In this post, we will analyze a relatively small parquet file using various tools. On Microsoft Fabric, we will use basic Pandas, Pandas with multiprocessing, Polars, and DuckDB. We will also use cuDF.pandas on Google Colab. Below is the result.
These are in-memory analytic tools. Pandas is single-threaded, while Polars and DuckDB are multi-threaded and written in Rust and C++, respectively.

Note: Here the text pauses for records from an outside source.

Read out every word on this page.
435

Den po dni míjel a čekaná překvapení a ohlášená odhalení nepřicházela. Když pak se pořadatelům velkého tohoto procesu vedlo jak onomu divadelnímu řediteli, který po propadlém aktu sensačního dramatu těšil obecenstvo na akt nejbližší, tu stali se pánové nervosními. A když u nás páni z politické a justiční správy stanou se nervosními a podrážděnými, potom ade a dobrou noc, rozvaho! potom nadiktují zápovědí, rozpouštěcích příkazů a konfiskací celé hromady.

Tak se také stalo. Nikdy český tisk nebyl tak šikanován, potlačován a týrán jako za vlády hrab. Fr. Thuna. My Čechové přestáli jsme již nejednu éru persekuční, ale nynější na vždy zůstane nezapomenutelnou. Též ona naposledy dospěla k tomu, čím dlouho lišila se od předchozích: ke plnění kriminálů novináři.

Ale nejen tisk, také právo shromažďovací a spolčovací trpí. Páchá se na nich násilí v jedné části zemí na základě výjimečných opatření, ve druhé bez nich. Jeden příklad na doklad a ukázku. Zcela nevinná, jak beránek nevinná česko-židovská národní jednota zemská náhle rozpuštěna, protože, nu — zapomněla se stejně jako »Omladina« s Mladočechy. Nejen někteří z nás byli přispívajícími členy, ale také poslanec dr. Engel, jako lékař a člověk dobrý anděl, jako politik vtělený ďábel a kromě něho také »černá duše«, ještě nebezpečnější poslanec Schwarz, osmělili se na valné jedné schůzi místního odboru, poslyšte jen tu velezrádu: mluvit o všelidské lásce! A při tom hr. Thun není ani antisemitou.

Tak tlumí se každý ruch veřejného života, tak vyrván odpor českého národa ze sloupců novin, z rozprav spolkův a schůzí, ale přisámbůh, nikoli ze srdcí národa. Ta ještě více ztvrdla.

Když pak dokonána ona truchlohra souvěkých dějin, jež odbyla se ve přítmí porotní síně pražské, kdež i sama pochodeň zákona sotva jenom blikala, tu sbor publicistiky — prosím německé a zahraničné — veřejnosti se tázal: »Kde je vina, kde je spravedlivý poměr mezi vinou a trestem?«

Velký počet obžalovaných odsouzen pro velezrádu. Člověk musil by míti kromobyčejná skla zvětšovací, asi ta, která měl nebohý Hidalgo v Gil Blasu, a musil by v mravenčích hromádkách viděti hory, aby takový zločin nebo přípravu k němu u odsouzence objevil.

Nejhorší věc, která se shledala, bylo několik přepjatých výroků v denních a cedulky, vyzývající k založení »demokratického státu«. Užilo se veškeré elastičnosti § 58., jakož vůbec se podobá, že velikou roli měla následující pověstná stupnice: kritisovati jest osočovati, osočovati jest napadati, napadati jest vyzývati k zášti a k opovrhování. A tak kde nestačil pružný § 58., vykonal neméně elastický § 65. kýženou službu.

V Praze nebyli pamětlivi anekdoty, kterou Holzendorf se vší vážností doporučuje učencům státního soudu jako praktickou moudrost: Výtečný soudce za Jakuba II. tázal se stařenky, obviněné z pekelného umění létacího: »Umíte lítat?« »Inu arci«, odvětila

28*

Pandas with multiprocessing did surprisingly well. Implementing DuckDB was the hardest as looping is hard unless using SQL Server.
The file that we work with is a table of mortgage applications with 1.6 million rows. As this table is relatively small, using cuDF was ineffective on Google Colab A100 so we do not include it here. Perhaps in another post, I will test all tools again on a much larger file.
We filter the applicant_income_000s >= k for each k within 0 and 10000, and we compute the mean of the other two columns. We use the magic comand %%timeit to find the average time.


GRAPH
fig,ax1=plt.subplots()
ax1.plot(x_values,rates, label='pull through', color='green')
ax1.set_xlabel('Income amount in 000s')
ax1.set_ylabel('Acceptance rate')
plt.legend()
ax2=ax1.twinx()
ax2.plot(x_values,loan_avgs, label='average loan', color='purple')
ax2.set_ylabel('Average Loan amount in 000s')
plt.legend(loc='lower left')
plt.show()

STANDARD PANDAS
def pull_through_rate_panda(k, df):
averages = df[df["applicant_income_000s"]>=k][["pull_through","loan_amount_000s"]].mean()
return averages
averages = [pull_through_rate_panda(k,data) for k in range(10000)]
PANDAS WITH MULTIPROCESSING
pool = Pool()
x_values = range(0,10000,1)
results=pool.map(pull_through_rate_panda,x_values)
pool.close()
pool.join()
POLARS
def pull_through_rate(k):
averages = data.filter(pl.col('applicant_income_000s') >= k).select([
pl.col('pull_through'),
pl.col('loan_amount_000s')
]).mean()
return averages['pull_through'][0],averages['loan_amount_000s'][0]
DUCKDB
query = '''
WITH RECURSIVE k_values(k) AS (
SELECT 0
UNION ALL
SELECT k+1 from k_values
WHERE k < 9999
),
averages AS (
SELECT
k,
AVG(CASE WHEN t.applicant_income_000s >= k THEN t.pull_through ELSE NULL END) AS rate,
AVG(CASE WHEN t.applicant_income_000s >= k THEN t.loan_amount_000s ELSE NULL END) AS loan
FROM k_values
LEFT JOIN my_table t ON t.applicant_income_000s >= k
GROUP BY k
)
SELECT rate, loan
FROM averages
ORDER by k;
'''
results_df = conn.execute(query).fetch_df()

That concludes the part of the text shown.